Dans ses chronologies, le journal Le Soir, du moins jusqu'à ces derniers temps, ignorait les événements de 1950 et ceux de 1960, sans lesquels il n'y aurait pas de Wallonie autonome. Du coup on finit par conclure que l'existence d'un État wallon aux pouvoirs étendus est une bizarrerie. Et même un Jean Stengers, dans sa synthèse sur le 20e siècle « belge », ignore 1950. Ou donne de 1960 (qu'il ne nomme pas vraiment), une interprétation qui suspend le ralliement des masses ouvrières wallonnes au mouvement wallon « au rôle imprévu » (sic) d'André Renard (la décolonisation est pareillement focalisée sur Lumumba).

Comment s'étonner dès lors que l'on dise que la Wallonie existerait par « soustraction » ? Pour beaucoup, la Flandre a réclamé son autonomie obligeant le « reste » à exister « par défaut ». Dans ce dossier, nous verrons au contraire que, loin des guichets de Schaerbeek et du « Walen buiten », la Wallonie s'est fortement constituée, comme la Flandre, en fonction des deux événements gigantesques pour l'Europe et le Monde que sont les deux Guerres mondiales. Dès 1914-1918, la Flandre et la Wallonie se sont positionnées. La perception qu'elles en eurent différa. C'est très important. Car elles étaient toutes deux au cœur de la déflagration franco-allemande tant de 1914 que de 1940, dont l'incendie gagna deux fois le monde. En 1928, un collaborateur des Allemands, Borms, obtient en Flandre, un succès électoral resté longtemps inégalé. En 1945, un Congrès national wallon (ce « national » a toute son importance), représentatif d'une opinion publique enivrée par la Libération (selon Raxhon que Stengers ne cite pas et n'a probablement pas lu), se prononça pour une autonomie de type confédéral. Puis il y eut 1950, les luttes ouvrières de cette date aux années 80, allant dans le même sens. Et cela demeure: à la manifestation des 50.000 à Liège pour Cockerill, ce 12 mars, le coq wallon est dessiné à même un emblème syndical sur deux.

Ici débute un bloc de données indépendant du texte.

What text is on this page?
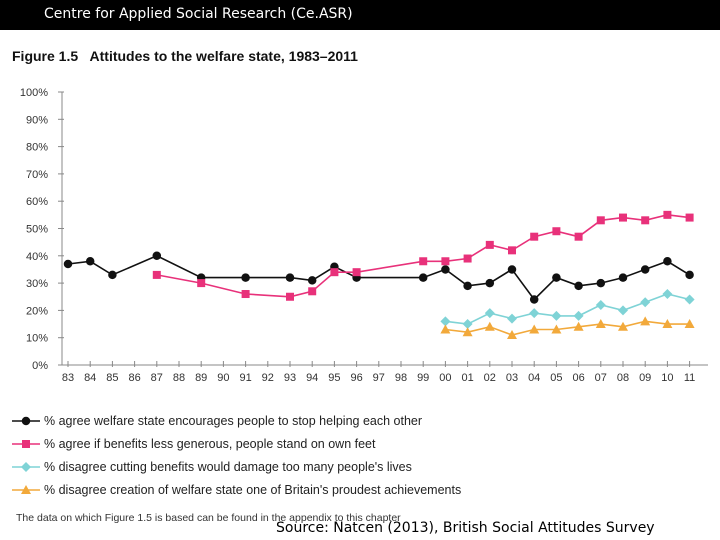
Centre for Applied Social Research (Ce.ASR)
Figure 1.5 Attitudes to the welfare state, 1983–2011
0%
10%
20%
30%
40%
50%
60%
70%
80%
90%
100%
83 84 85 86 87 88 89 90 91 92 93 94 95 96 97 98 99 00 01 02 03 04 05 06 07 08 09 10 11
% agree welfare state encourages people to stop helping each other
% agree if benefits less generous, people stand on own feet
% disagree cutting benefits would damage too many people's lives
% disagree creation of welfare state one of Britain's proudest achievements
The data on which Figure 1.5 is based can be found in the appendix to this chapter
Source: Natcen (2013), British Social Attitudes Survey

[Et comment ne pas se révolter de voir se dessiner une veine carrément antiwallonne dans l'historiographie que semble vouloir alimenter Chantal Kesteloot]

Jean Stengers, lui, ignore presque tout cela. Mais il sera lu par des milliers de lecteurs ignorant son ignorance. Et nous parlons des faits les plus immenses ! Un éboulement s'annonce par la chute de petits cailloux. Mais ils importent peu puisque la roche qui s'abat et tue fait oublier les cailloux. En revanche, en histoire, l'étude de ce qui précède, permet de mesurer l'immensité de ce qui suit et de l'expliquer. Ainsi d'un Georges Truffaut dont Jean-Maurice Dehousse et Micheline Libon disent la colossale importance autour d'une publication comme L'Action wallonne dont l'influence fut énorme et à mettre en parallèle de La Terre wallonne. L' « immensité » qui suit c'est une Résistance sept fois plus importante en Wallonie qu'en Flandre moralement et matériellement prolongée en 1950 et 1960 pour se muer peu à peu en exigences autonomistes. Deux militants wallons sur trois recensés dans l'Encyclopédie du Mouvement wallon et appartenant à la génération de la Seconde guerre viennent, soit de la Résistance, soit des camps de captivité, soit des combats de l'armée régulière (en 40 et 44).

Sauf - et de manière prépondérante pour les Wallons cependant minoritaires dans le pays -, quand - au front, par la hache des cachots, les camps de la Mort, les pelotons d'exécution, les accidents d'exercices à tirs réels - ils avaient déjà été tués. Comme Truffaut. Ce sang répandu souligne la force d'une aspiration qui vient jusqu'à nous. Il n'oblige pas à la vengeance : les deux responsables des conflits mondiaux (et guerres civiles européennes) se sont réconciliés. Et l'État belge, prégnant de cette Wallonie et de cette Flandre qui se constituent aussi comme telles en raison du conflit franco-allemand (étendu au monde), mène, en 2003, la politique étrangère la moins conformiste depuis 1830, parce que les opinions publiques de la Flandre et de la Wallonie, constituées comme nations, accordées sur ce point, le lui permettent pour la première fois. C'est aussi une négligence coupable de nos devoirs d'humanité d'oublier ce que nous sommes et comment nous sommes devenus «Flandre » et « Wallonie », hostiles ou non, promises en tout cas à cette liberté « que ne contient pas la Belgique » dont Thierry Haumont parla, il y a exactement 16 ans, jour pour jour, lors de la parution du n° 1 (annuel) de notre revue.